Nicholson Lecture 2017 by Dr. Jeffrey M. Friedman

Nicholson Lecture 2017

Titel: Leptin Physiology, Pathophysiology and the Neural Control of Feeding Behavior by Dr. Jeffrey M. Friedman. 



Leptin is an adipose tissue hormone that maintains homeostatic control of adipose tissue mass. This endocrine system thus serves a critical evolutionary function by protecting individuals from the risks associated with being too thin (starvation) or too obese (predation). Mutations in leptin or its receptor cause massive obesity in mice and humans, and leptin can effectively treat obesity in leptin deficient patients. The identification of leptin has thus provided a framework for studying the regulation of feeding behavior and the pathogenesis of obesity.

While most obese patients have high endogenous levels of leptin indicating that they are leptin resistant , obese patients with low endogenous levels show robust weight loss with leptin treatment. Leptin also links changes in nutrition to adaptive responses in other physiologic systems with effects on insulin sensitivity, fertility, immune function and neuroendocrine function (among others). Leptin is an approved treatment for generalized lipodystrophy, a condition associated with severe diabetes, and has also shown promise for the treatment of other types of diabetes and for hypothalamic amenorrhea, an infertility syndrome in females.

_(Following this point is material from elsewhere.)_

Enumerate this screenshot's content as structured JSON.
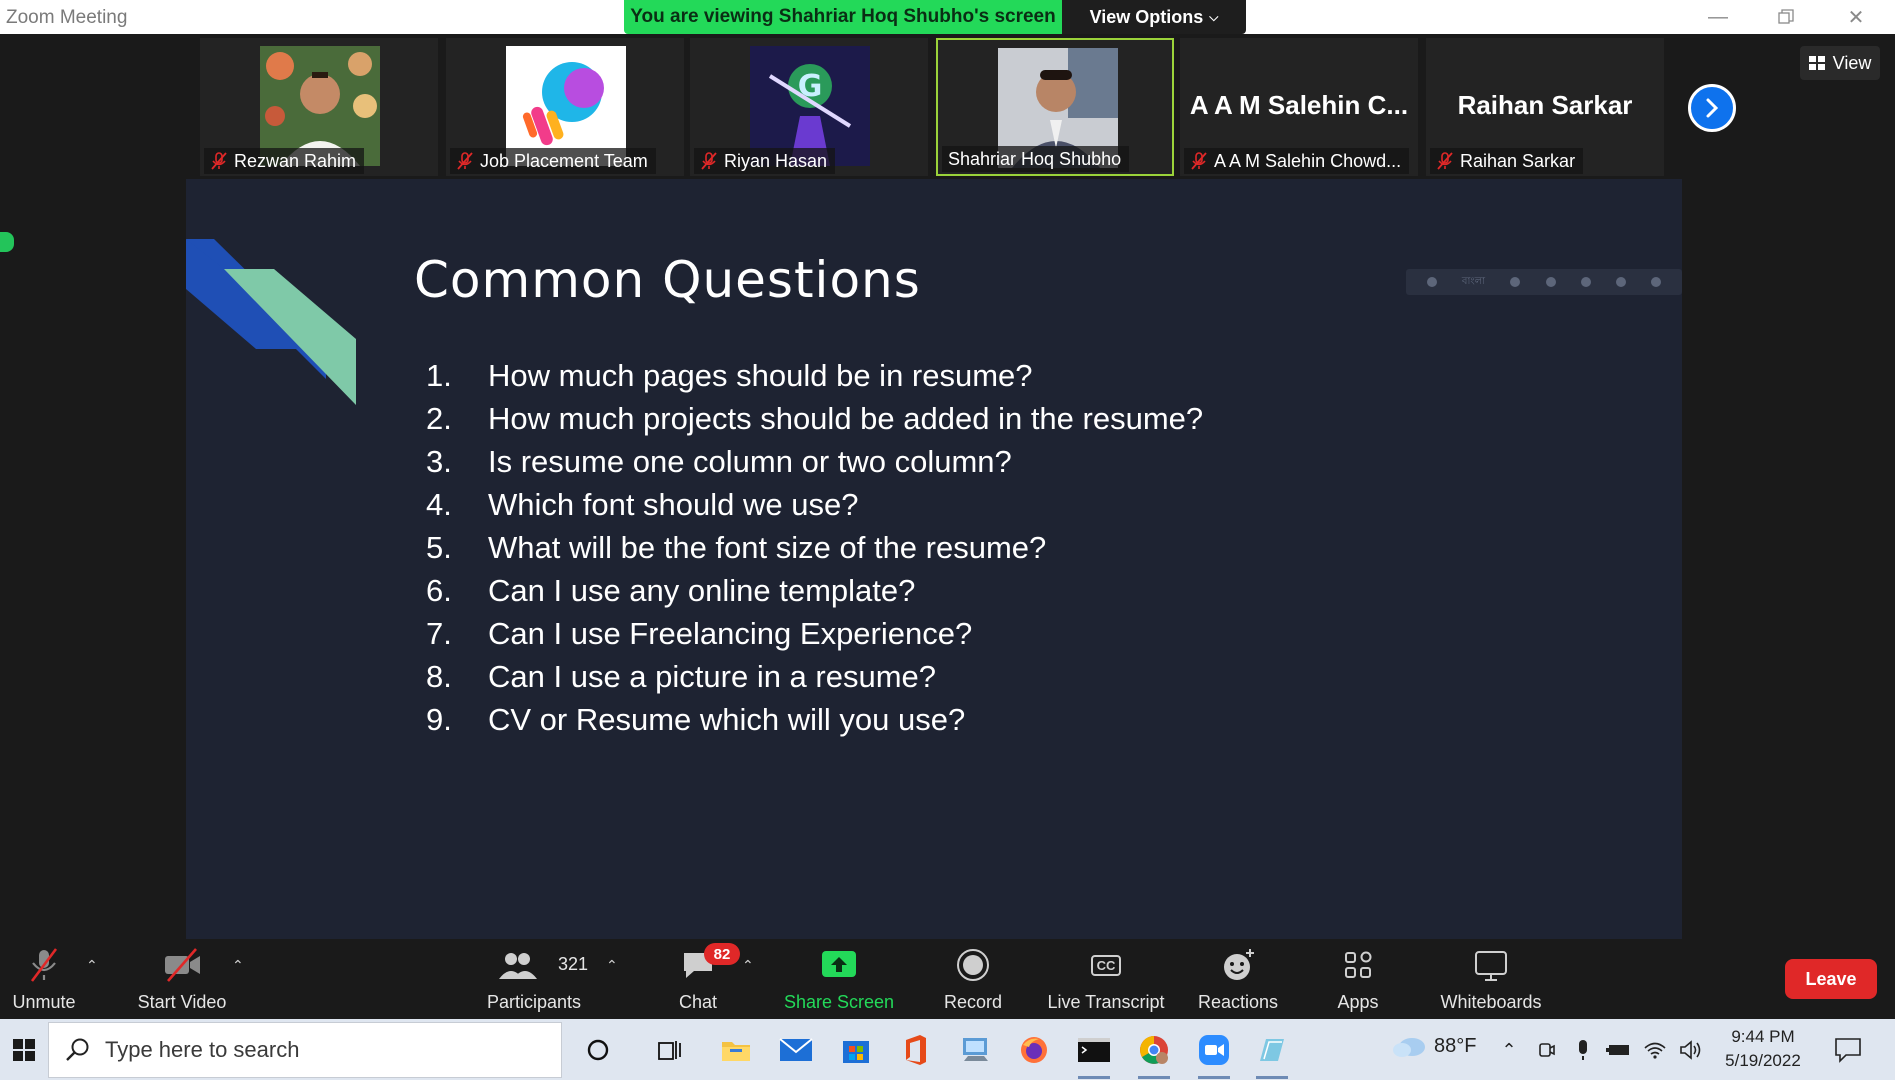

The identification of leptin has also advanced our understanding of the neural mechanisms that control feeding. Current research focuses on the function of specific neural populations in the hypothalamus and other brain regions. The role of these neural subtypes is being evaluated by identifying molecular markers for specific subpopulations modulating their activity.

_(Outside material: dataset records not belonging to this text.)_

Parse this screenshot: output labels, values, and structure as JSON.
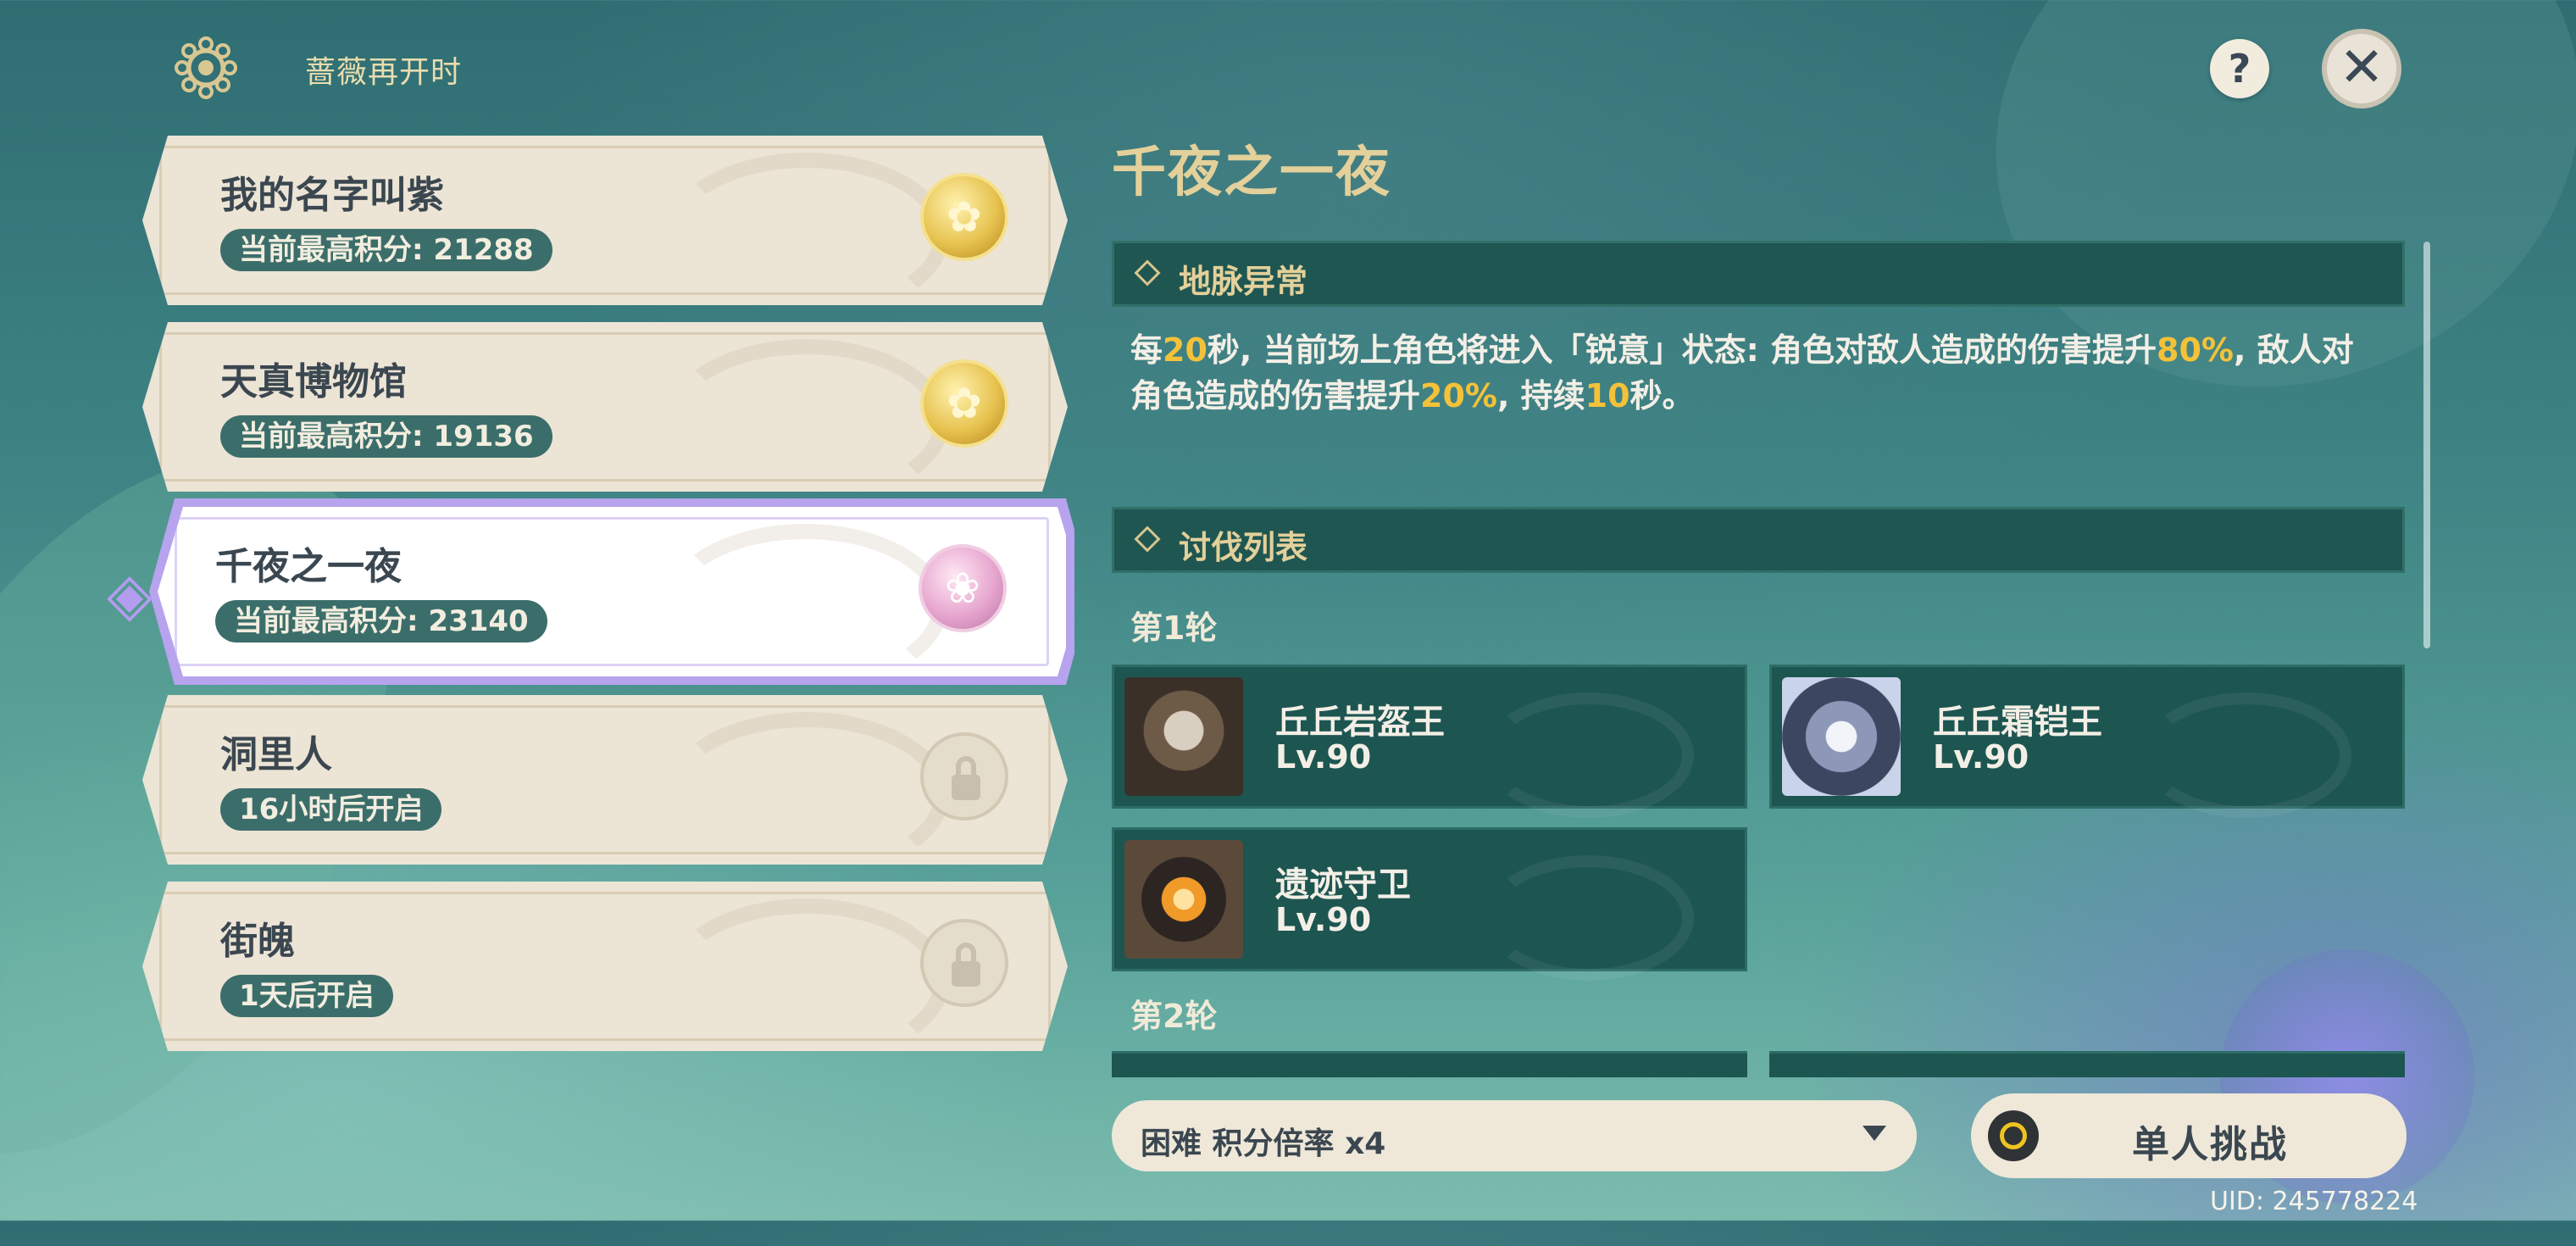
{
  "header": {
    "event_title": "蔷薇再开时",
    "help_label": "?",
    "close_label": "✕"
  },
  "challenges": [
    {
      "name": "我的名字叫紫",
      "score": "当前最高积分: 21288",
      "medal": "gold"
    },
    {
      "name": "天真博物馆",
      "score": "当前最高积分: 19136",
      "medal": "gold"
    },
    {
      "name": "千夜之一夜",
      "score": "当前最高积分: 23140",
      "medal": "pink"
    },
    {
      "name": "洞里人",
      "score": "16小时后开启",
      "medal": "locked"
    },
    {
      "name": "街魄",
      "score": "1天后开启",
      "medal": "locked"
    }
  ],
  "panel": {
    "title": "千夜之一夜",
    "ley_line_label": "地脉异常",
    "desc": {
      "p1": "每",
      "n1": "20",
      "p2": "秒, 当前场上角色将进入「锐意」状态: 角色对敌人造成的伤害提升",
      "n2": "80%",
      "p3": ", 敌人对角色造成的伤害提升",
      "n3": "20%",
      "p4": ", 持续",
      "n4": "10",
      "p5": "秒。"
    },
    "enemy_list_label": "讨伐列表",
    "round1_label": "第1轮",
    "round2_label": "第2轮",
    "enemies": [
      {
        "name": "丘丘岩盔王",
        "level": "Lv.90"
      },
      {
        "name": "丘丘霜铠王",
        "level": "Lv.90"
      },
      {
        "name": "遗迹守卫",
        "level": "Lv.90"
      }
    ]
  },
  "footer": {
    "difficulty": "困难 积分倍率 x4",
    "challenge_button": "单人挑战",
    "uid": "UID: 245778224"
  }
}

Lecturer Dr. Jeffrey M. Friedman

Dr. Jeffrey Friedman is a physician scientist studying the molecular mechanisms that regulate body weight. Dr. Friedman's research on various aspects of obesity received national attention in late 1994, when it was announced that he and his colleagues had isolated the mouse ob gene and its human homologue. They subsequently found that injections of the encoded protein, leptin, decreases body weight of mice by reducing food intake and increasing energy expenditure. Current research on leptin is aimed at understanding the genetic basis of obesity in human and the neural mechanisms by which leptin transmits its weight reducing signal.

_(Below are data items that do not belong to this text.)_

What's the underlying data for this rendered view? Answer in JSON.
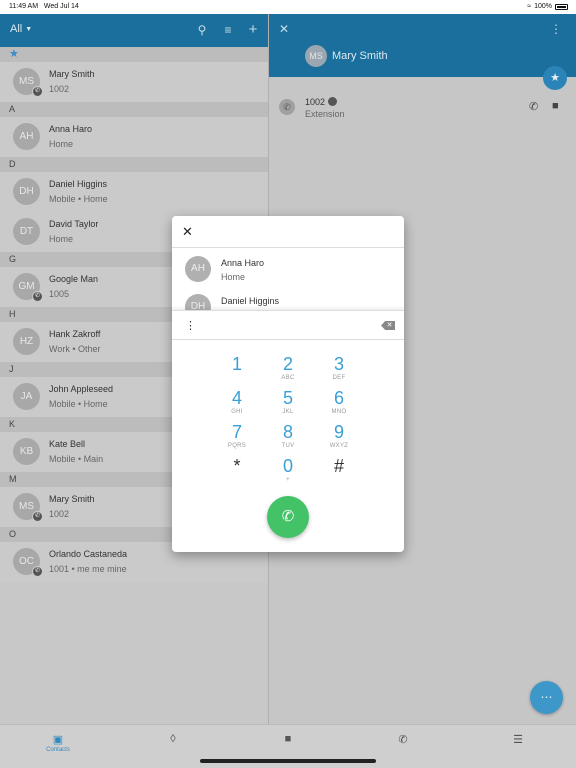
{
  "status_bar": {
    "time": "11:49 AM",
    "date": "Wed Jul 14",
    "battery": "100%"
  },
  "left_header": {
    "filter_label": "All"
  },
  "contacts": {
    "sections": [
      {
        "letter": "",
        "star": true,
        "items": [
          {
            "initials": "MS",
            "name": "Mary Smith",
            "sub": "1002",
            "badge": true
          }
        ]
      },
      {
        "letter": "A",
        "items": [
          {
            "initials": "AH",
            "name": "Anna Haro",
            "sub": "Home",
            "badge": false
          }
        ]
      },
      {
        "letter": "D",
        "items": [
          {
            "initials": "DH",
            "name": "Daniel Higgins",
            "sub": "Mobile • Home",
            "badge": false
          },
          {
            "initials": "DT",
            "name": "David Taylor",
            "sub": "Home",
            "badge": false
          }
        ]
      },
      {
        "letter": "G",
        "items": [
          {
            "initials": "GM",
            "name": "Google Man",
            "sub": "1005",
            "badge": true
          }
        ]
      },
      {
        "letter": "H",
        "items": [
          {
            "initials": "HZ",
            "name": "Hank Zakroff",
            "sub": "Work • Other",
            "badge": false
          }
        ]
      },
      {
        "letter": "J",
        "items": [
          {
            "initials": "JA",
            "name": "John Appleseed",
            "sub": "Mobile • Home",
            "badge": false
          }
        ]
      },
      {
        "letter": "K",
        "items": [
          {
            "initials": "KB",
            "name": "Kate Bell",
            "sub": "Mobile • Main",
            "badge": false
          }
        ]
      },
      {
        "letter": "M",
        "items": [
          {
            "initials": "MS",
            "name": "Mary Smith",
            "sub": "1002",
            "badge": true
          }
        ]
      },
      {
        "letter": "O",
        "items": [
          {
            "initials": "OC",
            "name": "Orlando Castaneda",
            "sub": "1001 • me me mine",
            "badge": true
          }
        ]
      }
    ]
  },
  "detail": {
    "initials": "MS",
    "name": "Mary Smith",
    "number": "1002",
    "number_label": "Extension"
  },
  "dialpad": {
    "suggestions": [
      {
        "initials": "AH",
        "name": "Anna Haro",
        "sub": "Home"
      },
      {
        "initials": "DH",
        "name": "Daniel Higgins",
        "sub": ""
      }
    ],
    "keys": [
      {
        "digit": "1",
        "letters": ""
      },
      {
        "digit": "2",
        "letters": "ABC"
      },
      {
        "digit": "3",
        "letters": "DEF"
      },
      {
        "digit": "4",
        "letters": "GHI"
      },
      {
        "digit": "5",
        "letters": "JKL"
      },
      {
        "digit": "6",
        "letters": "MNO"
      },
      {
        "digit": "7",
        "letters": "PQRS"
      },
      {
        "digit": "8",
        "letters": "TUV"
      },
      {
        "digit": "9",
        "letters": "WXYZ"
      },
      {
        "digit": "*",
        "letters": ""
      },
      {
        "digit": "0",
        "letters": "+"
      },
      {
        "digit": "#",
        "letters": ""
      }
    ]
  },
  "tabs": [
    {
      "icon": "contacts-icon",
      "label": "Contacts",
      "active": true
    },
    {
      "icon": "voicemail-icon",
      "label": "",
      "active": false
    },
    {
      "icon": "chat-icon",
      "label": "",
      "active": false
    },
    {
      "icon": "call-history-icon",
      "label": "",
      "active": false
    },
    {
      "icon": "menu-icon",
      "label": "",
      "active": false
    }
  ],
  "colors": {
    "header": "#1b6f9d",
    "accent": "#3a9fd6",
    "call": "#44c268"
  }
}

Dr. Friedman is currently a Professor at the Rockefeller University and an Investigator at the Howard Hughes Medical Institute. Friedman's affiliation with The Rockefeller University began in 1980, where he was awarded a Ph.D. degree in 1986. He. Also received an MD. degree from Albany Medial College in 1977 and completed a medical residency at Albany Medical College in 1980.

His many awards and honors include the 2010 Albert Lasker Basic Medical Research Award, the BBVA Foundation Frontiers of Knowledge Award, the Shaw Prize for Life Sciences and Medicine, and the Gairdner Foundation International Award. His work was referred to in Time Magazine's Best of Science Section in 1995 and 1996 and in 1995 he also received Popular Science's, Best of Science Award. He has received honorary degrees from Yale University, LSU, Bilkent University and the University of Maastricht.